Cyber Incident Victim: City National Bank

On or around June 16, 2023, multiple U.S. federal agencies were identified as being affected by intrusions related to the exploitation of a vulnerability in the MOVEit Transfer software. The Cybersecurity and Infrastructure Security Agency (CISA) confirmed it was providing support to these agencies. The US Energy Department was specifically named by CISA as one of the federal agencies hit in these attacks. This incident was part of a broader global campaign affecting hundreds of organizations. The threat actor behind this widespread exploitation was the Cl0p ransomware gang. The group exploited a zero-day vulnerability in the MOVEit file transfer platform, which is software made and distributed by the American company Progress. The technical method of exploitation was via an SQL injection attack against the software's database.

The US Department of Health and Human Services (HHS) was confirmed to be among the agencies affected, though its own systems and networks were not compromised. Instead, attackers gained access to HHS data by exploiting the vulnerability in the MOVEit Transfer software that was operated by third-party vendors. A source indicated that tens of thousands of records held by HHS could have been exposed as a result of this breach. CISA executive assistant director Eric Goldstein and CISA director Jen Easterly both commented on the federal agency intrusions, with Easterly noting there was minimal impact from those specific attacks.

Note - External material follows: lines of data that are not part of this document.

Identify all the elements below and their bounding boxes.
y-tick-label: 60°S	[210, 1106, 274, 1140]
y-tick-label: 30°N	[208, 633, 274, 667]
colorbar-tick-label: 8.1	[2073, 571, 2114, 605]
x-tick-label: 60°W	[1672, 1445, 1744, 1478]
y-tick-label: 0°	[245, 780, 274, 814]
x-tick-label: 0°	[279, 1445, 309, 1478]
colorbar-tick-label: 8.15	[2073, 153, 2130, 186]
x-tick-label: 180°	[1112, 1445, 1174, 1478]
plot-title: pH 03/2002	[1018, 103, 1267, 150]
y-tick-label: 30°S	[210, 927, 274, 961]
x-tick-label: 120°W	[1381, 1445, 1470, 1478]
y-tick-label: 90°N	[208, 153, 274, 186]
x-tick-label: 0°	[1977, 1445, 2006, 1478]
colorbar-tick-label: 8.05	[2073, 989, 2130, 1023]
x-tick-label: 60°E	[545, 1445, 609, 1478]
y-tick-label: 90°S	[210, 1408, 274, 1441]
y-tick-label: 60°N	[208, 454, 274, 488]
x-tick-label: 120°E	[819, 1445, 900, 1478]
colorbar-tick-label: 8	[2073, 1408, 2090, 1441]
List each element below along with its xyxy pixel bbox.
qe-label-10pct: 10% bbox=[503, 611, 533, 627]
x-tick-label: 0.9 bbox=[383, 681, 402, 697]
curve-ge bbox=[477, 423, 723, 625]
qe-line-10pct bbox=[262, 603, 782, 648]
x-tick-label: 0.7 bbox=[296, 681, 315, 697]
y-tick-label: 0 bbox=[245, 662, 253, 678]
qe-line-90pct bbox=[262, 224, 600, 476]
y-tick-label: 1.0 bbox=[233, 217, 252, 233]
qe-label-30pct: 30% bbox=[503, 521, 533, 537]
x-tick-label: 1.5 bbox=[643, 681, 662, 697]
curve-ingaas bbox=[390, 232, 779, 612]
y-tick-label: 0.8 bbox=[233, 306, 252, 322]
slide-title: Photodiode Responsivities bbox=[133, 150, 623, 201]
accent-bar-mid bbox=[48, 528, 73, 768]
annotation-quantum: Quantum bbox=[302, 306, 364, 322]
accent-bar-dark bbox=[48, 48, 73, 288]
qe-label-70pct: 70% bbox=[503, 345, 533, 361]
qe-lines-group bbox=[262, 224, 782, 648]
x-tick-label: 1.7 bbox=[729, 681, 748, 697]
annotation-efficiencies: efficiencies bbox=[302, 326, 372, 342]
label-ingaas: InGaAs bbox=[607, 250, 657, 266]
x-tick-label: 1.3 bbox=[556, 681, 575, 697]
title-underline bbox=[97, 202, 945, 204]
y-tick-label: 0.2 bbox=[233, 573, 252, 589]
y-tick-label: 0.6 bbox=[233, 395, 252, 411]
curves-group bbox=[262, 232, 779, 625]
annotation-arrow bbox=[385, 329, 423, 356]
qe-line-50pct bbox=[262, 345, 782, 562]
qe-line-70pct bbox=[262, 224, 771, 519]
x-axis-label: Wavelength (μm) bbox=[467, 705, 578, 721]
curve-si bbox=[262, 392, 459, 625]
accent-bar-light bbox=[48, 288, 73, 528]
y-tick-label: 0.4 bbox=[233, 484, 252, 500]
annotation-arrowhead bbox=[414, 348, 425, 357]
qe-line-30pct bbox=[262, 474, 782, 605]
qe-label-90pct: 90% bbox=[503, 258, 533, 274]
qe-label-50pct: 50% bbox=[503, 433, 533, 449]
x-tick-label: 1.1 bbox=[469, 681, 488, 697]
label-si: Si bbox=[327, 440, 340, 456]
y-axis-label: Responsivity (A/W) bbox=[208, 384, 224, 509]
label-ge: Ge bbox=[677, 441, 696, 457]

Prior to these government disclosures, the Cl0p gang had set a ransom deadline. They threatened to release the names of their victims and publish stolen data if a ransom demand was not met by June 14th. Following this deadline, the gang began to publicly claim victims on its dark web leak site. On June 29th, the gang posted the names of two major multinational law firms: Kirkland & Ellis LLP, a client services firm based in New York City, and K&L Gates LLP, a corporate law firm headquartered in Pittsburgh, Pennsylvania. Neither firm publicly confirmed the hack at that time.

Early on the morning of June 29th, the Cl0p gang added additional organizations to its leak site. These new additions included The Harrington Company, a Minnesota business firm, and City National Bank located in Miami, Florida. The public listing on the leak site indicated that data allegedly stolen from these entities was in the possession of the threat actors and was subject to potential publication. The gang made a specific vow on its leak site regarding government data, claiming it would delete any such information and stating its interest was solely in holding private businesses accountable for their security deficiencies.

The scope of the MOVEit attacks was extensive, impacting major players across various sectors beyond government and law. Other victims named during this period included Siemens Energy, the University of California Los Angeles (UCLA), and the New York City Department of Education. The breach at the New York City Department of Education was particularly significant, resulting in the exposure of the names of 45,000 students. This incident followed a pattern of previous attacks by the same group, which was also responsible for exploiting a zero-day vulnerability in the Fortra GoAnywhere file management system that compromised at least 130 organizations in the spring of 2023.

In response to the ongoing threat posed by the Cl0p gang, the U.S. government announced a monetary reward on June 19th. This reward, offering up to $10 million, was for information leading to the identification or location of any individuals who held a key leadership position within the Cl0p ransomware group. This action represented a significant law enforcement effort to disrupt the group's operations and bring its members to justice. The cybercriminal group was characterized by a TrendMicro vice president as persistent, with the observation that "they aren't going away" unless significant pressure was applied.